The participants also have plenty of choices. There are a plethora of online educational websites like Udacity such as Udemy, Coursera, etc. Hence, you are not coercing any participant.
Experiment Analysis
Sanity Checks
| Lower Bound | Upper Bound | Observed Value | Pass | |
|---|---|---|---|---|
| Number of Cookies | 0.4988 | 0.5012 | 0.5006 | Passed |
| Number of Clicks on “Start free trial” | 0.4959 | 0.5041 | 0.50046 | Passed |
| Click Through Probability | 0.0811 | 0.083 | 0.082 | Passed |
Result Analysis Effect Size Tests
| Lower Bound | Upper Bound | Observed Value | Practical and Statistical Significance | |
|---|---|---|---|---|
| Gross Conversion | -.0291 | -.0120 | 0.5006 | Practically and statistically significant |
| Net Conversion | -0.0116 | 0.0019 | 0.50046 | Not practically and statistically significant |
Sign Tests
Gross Conversion p-value: 0.0026
0.0026<0.05. Hence the Gross Conversion p-value is statistically significant
Net Conversion p-value: .6776
0.6776>0.05. Hence the Net Conversion p-value is statistically significant
Summary
The effect size tests show us that Gross Conversion is both statistically and practically significant but Net Conversion is not. The screener did filter those out who were not ready for the program. However, the screener also kept those students who were already enrolled in the Free Trial to enroll for the course. We can see that Net Conversion dropped in the experimental group. That was not our intention with the experiment.
The launch of the screener is based upon two metrics and not one. Hence, it did not make sense to use the Bonferroni correction in the analysis phase. If we had decided to only use one metric out of the many to base our launch decision on then it would've made sense to use the Bonferroni Correction.
The sign tests are there to double-check the results and they tell us the same thing as the effect size tests. Gross Conversion is significant and Net Conversion is not. If we saw any differences in our results, further study would be needed. But in our case, the results from both tests are the same. Hence, We don't need further analysis.

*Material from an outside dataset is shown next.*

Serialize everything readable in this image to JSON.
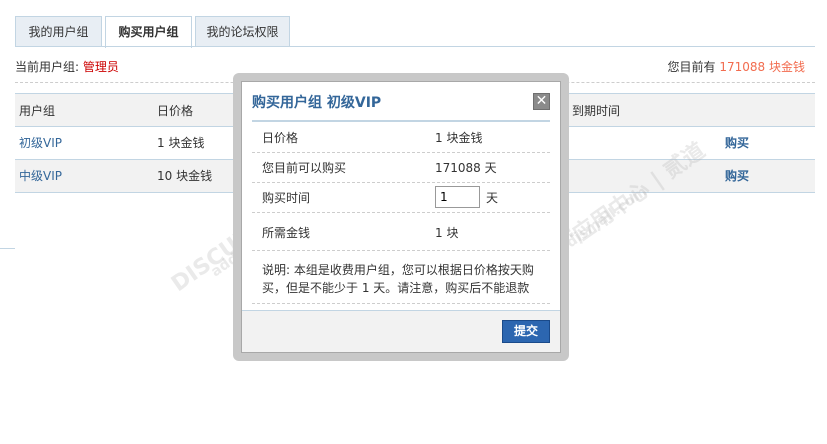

Recommendation We could see from our results, that the screener filtered out the number of people who enrolled in the free trial but it did not increase the number of people who decided to enroll past the 14-day period. This actually harmed Udacity as our ultimate goal is to increase the number of people who enroll in the program past the 14-day period. The screener actually harmed the website, hence we should not use it.
Follow-Up Experiment A follow-up experiment that I would want to run is based on user engagement during the free trial period. The main question would be: Is there a way to encourage user engagement to maximize the number of user ids who enroll in the course?

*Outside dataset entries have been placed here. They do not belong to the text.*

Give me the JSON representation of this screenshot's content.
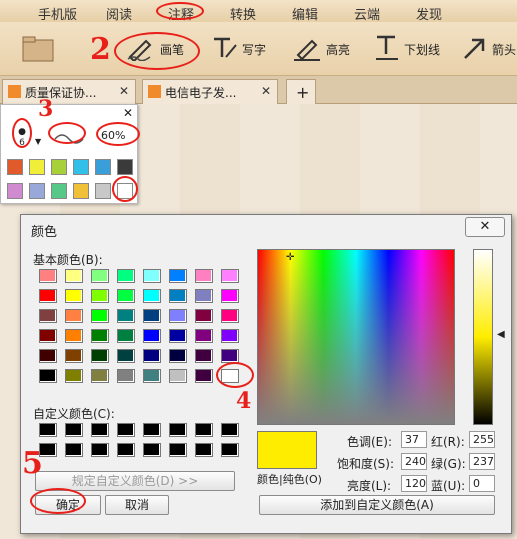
{
  "menu": {
    "tabs": [
      "手机版",
      "阅读",
      "注释",
      "转换",
      "编辑",
      "云端",
      "发现"
    ],
    "active_tab": "注释"
  },
  "toolbar": {
    "pen": "画笔",
    "write": "写字",
    "highlight": "高亮",
    "underline": "下划线",
    "arrow": "箭头"
  },
  "doc_tabs": [
    {
      "title": "质量保证协..."
    },
    {
      "title": "电信电子发..."
    }
  ],
  "pen_popup": {
    "size": "6",
    "opacity": "60%",
    "row1_colors": [
      "#e05a2c",
      "#f0ee38",
      "#a8d038",
      "#32c0e8",
      "#3a9ed8",
      "#3a3a3a"
    ],
    "row2_colors": [
      "#d08ad0",
      "#98a8d8",
      "#58c888",
      "#f0c038",
      "#c8c8c8",
      "#ffffff"
    ]
  },
  "dialog": {
    "title": "颜色",
    "close": "✕",
    "basic_colors_label": "基本颜色(B):",
    "custom_colors_label": "自定义颜色(C):",
    "define_custom": "规定自定义颜色(D) >>",
    "ok": "确定",
    "cancel": "取消",
    "color_solid": "颜色|纯色(O)",
    "add_custom": "添加到自定义颜色(A)",
    "hue_label": "色调(E):",
    "hue": "37",
    "sat_label": "饱和度(S):",
    "sat": "240",
    "lum_label": "亮度(L):",
    "lum": "120",
    "red_label": "红(R):",
    "red": "255",
    "green_label": "绿(G):",
    "green": "237",
    "blue_label": "蓝(U):",
    "blue": "0",
    "current_color": "#ffed00",
    "basic_colors": [
      [
        "#ff8080",
        "#ffff80",
        "#80ff80",
        "#00ff80",
        "#80ffff",
        "#0080ff",
        "#ff80c0",
        "#ff80ff"
      ],
      [
        "#ff0000",
        "#ffff00",
        "#80ff00",
        "#00ff40",
        "#00ffff",
        "#0080c0",
        "#8080c0",
        "#ff00ff"
      ],
      [
        "#804040",
        "#ff8040",
        "#00ff00",
        "#008080",
        "#004080",
        "#8080ff",
        "#800040",
        "#ff0080"
      ],
      [
        "#800000",
        "#ff8000",
        "#008000",
        "#008040",
        "#0000ff",
        "#0000a0",
        "#800080",
        "#8000ff"
      ],
      [
        "#400000",
        "#804000",
        "#004000",
        "#004040",
        "#000080",
        "#000040",
        "#400040",
        "#400080"
      ],
      [
        "#000000",
        "#808000",
        "#808040",
        "#808080",
        "#408080",
        "#c0c0c0",
        "#400040",
        "#ffffff"
      ]
    ]
  },
  "annotations": {
    "n2": "2",
    "n3": "3",
    "n4": "4",
    "n5": "5"
  }
}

We can measure user engagement by the proportion of the nanodegree that they are enrolled in that they complete. If they are on the right pace (for eg: they login everyday and spend about 45 mins actively engaged, working through a significant enough portion) then they need no encouragement. However, if you don't have them actively involved, then there could be a pop-up upon signing in that would have links to success stories of other students.
The hypothesis here is that the pop-up might encourage those students who might've otherwise chosen to dropout to continue with the program. Those students who are already committed to the program do not need further encouragement.
For this experiment, retention rate would be the best evaluation metric to test. We will also be diverting traffic between the control and experimental groups, the most suitable invariant metric will be the number of user-ids that completed checkout and enrolled in the free trial. This experiment will take longer to conduct as well because the inclusion of retention rate adds a significant amount of time to the duration.